樹の実が色づき始めた。
木々の葉が微妙なグラデェーションに染まっている。
秋の色を感じながら、お気に入りの小道を散策している。
去年の落ち葉が積もって、ふかふかの絨毯の道にキラリと光るもの・・・
それは、メガネだった。
ボクは、それを着けた。
周りの景色が一変した。
陰影がはっきりして、ジュリー・ルブランの絵画を見ているようだ。
そこには色がなく、モノクロの世界があった。
ボクは思わず瞼を閉じた。
眼を開けると、そこには嵐の海が見えた。
海面は激しく波立ち、雲は矢のように流れている。
メガネからは、二つの景色が見えて来た。
左のレンズは臆病
右のレンズは勇気
人間と言う動物の持つ根源的な二つの属性が見えるのだ。
左のレンズには、風から逃げる船が遂には沈没していった。
右のレンズには、風上に船首を20度の角度で向ける船が見える。
荒れ狂う風上に船首を向けるのは、勇気がいるが、これこそ船首支えと言う技術だ。
これは海のカモメから学んだ勇気なのだ。
洋上に住むカモメたちは、荒れ狂う海面に風上20度の角度で浮かび、命をつなぐ。
ボクは再び、瞼を閉じた。
そして開けると、恋をする人間の姿が見えた。
相手の心が欲しくてもがき苦しみ、自分自身が分からなくなり、知らない自分が見えてくるのだ。
恋は自分自身との葛藤。
知らない自分が見えてくるメガネ・・・
ボクは、深呼吸をしてもう一度、瞼を閉じた・・・
だが、そのまま眼が覚めてしまった。
(不思議なメガネだった。

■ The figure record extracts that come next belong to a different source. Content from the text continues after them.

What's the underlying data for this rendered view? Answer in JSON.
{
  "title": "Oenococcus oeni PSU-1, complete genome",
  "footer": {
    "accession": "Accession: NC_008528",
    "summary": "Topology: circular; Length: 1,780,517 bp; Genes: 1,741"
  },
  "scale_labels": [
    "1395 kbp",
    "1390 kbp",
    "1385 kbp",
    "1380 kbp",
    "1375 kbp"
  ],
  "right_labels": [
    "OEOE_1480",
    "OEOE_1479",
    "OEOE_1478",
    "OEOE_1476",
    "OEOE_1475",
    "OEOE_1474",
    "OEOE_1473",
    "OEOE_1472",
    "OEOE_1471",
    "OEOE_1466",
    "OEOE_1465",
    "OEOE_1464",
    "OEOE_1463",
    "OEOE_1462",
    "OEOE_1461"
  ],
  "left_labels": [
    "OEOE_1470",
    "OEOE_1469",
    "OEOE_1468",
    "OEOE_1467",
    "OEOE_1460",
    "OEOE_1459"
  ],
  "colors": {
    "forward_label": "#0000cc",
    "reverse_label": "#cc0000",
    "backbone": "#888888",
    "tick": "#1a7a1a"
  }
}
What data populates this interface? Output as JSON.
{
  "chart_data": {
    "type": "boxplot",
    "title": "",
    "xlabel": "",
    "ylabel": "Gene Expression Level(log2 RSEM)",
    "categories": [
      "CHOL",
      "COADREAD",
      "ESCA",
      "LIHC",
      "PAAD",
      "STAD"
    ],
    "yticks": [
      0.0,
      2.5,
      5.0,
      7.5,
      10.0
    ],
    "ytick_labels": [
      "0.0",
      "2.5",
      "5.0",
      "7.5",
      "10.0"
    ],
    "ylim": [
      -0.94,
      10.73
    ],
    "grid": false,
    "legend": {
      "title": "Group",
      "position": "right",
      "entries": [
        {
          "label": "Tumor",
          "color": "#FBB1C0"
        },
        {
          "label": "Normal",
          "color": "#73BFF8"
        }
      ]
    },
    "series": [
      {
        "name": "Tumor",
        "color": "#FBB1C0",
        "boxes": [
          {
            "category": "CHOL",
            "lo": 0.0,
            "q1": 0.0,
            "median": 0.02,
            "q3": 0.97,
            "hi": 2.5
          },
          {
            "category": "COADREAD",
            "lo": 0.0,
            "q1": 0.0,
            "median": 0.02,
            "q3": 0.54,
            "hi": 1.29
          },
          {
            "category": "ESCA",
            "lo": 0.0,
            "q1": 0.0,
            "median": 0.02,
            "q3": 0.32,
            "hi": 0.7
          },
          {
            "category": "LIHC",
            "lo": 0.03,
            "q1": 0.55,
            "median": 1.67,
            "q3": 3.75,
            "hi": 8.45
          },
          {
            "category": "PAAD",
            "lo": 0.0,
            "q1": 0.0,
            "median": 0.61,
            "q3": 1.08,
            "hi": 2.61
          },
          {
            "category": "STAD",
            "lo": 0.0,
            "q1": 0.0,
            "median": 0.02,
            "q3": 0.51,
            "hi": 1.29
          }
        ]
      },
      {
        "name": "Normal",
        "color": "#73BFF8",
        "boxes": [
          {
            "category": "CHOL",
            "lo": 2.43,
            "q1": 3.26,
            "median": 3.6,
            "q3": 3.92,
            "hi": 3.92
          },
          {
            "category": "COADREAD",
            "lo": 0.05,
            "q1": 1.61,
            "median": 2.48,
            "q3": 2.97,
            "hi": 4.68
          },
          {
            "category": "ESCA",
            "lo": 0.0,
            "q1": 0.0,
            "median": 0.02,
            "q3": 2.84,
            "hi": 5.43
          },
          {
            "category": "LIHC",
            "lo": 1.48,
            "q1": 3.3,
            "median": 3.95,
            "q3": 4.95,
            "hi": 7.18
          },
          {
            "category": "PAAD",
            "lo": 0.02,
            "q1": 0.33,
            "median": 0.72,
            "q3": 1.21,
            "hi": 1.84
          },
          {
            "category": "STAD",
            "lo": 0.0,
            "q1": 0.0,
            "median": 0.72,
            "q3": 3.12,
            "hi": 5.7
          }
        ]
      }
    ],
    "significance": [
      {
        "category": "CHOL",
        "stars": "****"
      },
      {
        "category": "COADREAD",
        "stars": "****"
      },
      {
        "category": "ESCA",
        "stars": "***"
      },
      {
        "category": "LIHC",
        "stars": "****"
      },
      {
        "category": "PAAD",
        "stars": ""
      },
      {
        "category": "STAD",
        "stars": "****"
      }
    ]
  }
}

最初、世の中がモノクロの世界になった時には驚いた。
このまま、暗黒の世界になり失明するのだろうと覚悟した。この世の、様々な素敵な色のモノを心に記憶しようと思ったほどだった。でも、この不思議なメガネは眼をとじてシャターすると、世界ががらっと変わるのだった。またいつに日か、このメガネを拾ってみたいな。)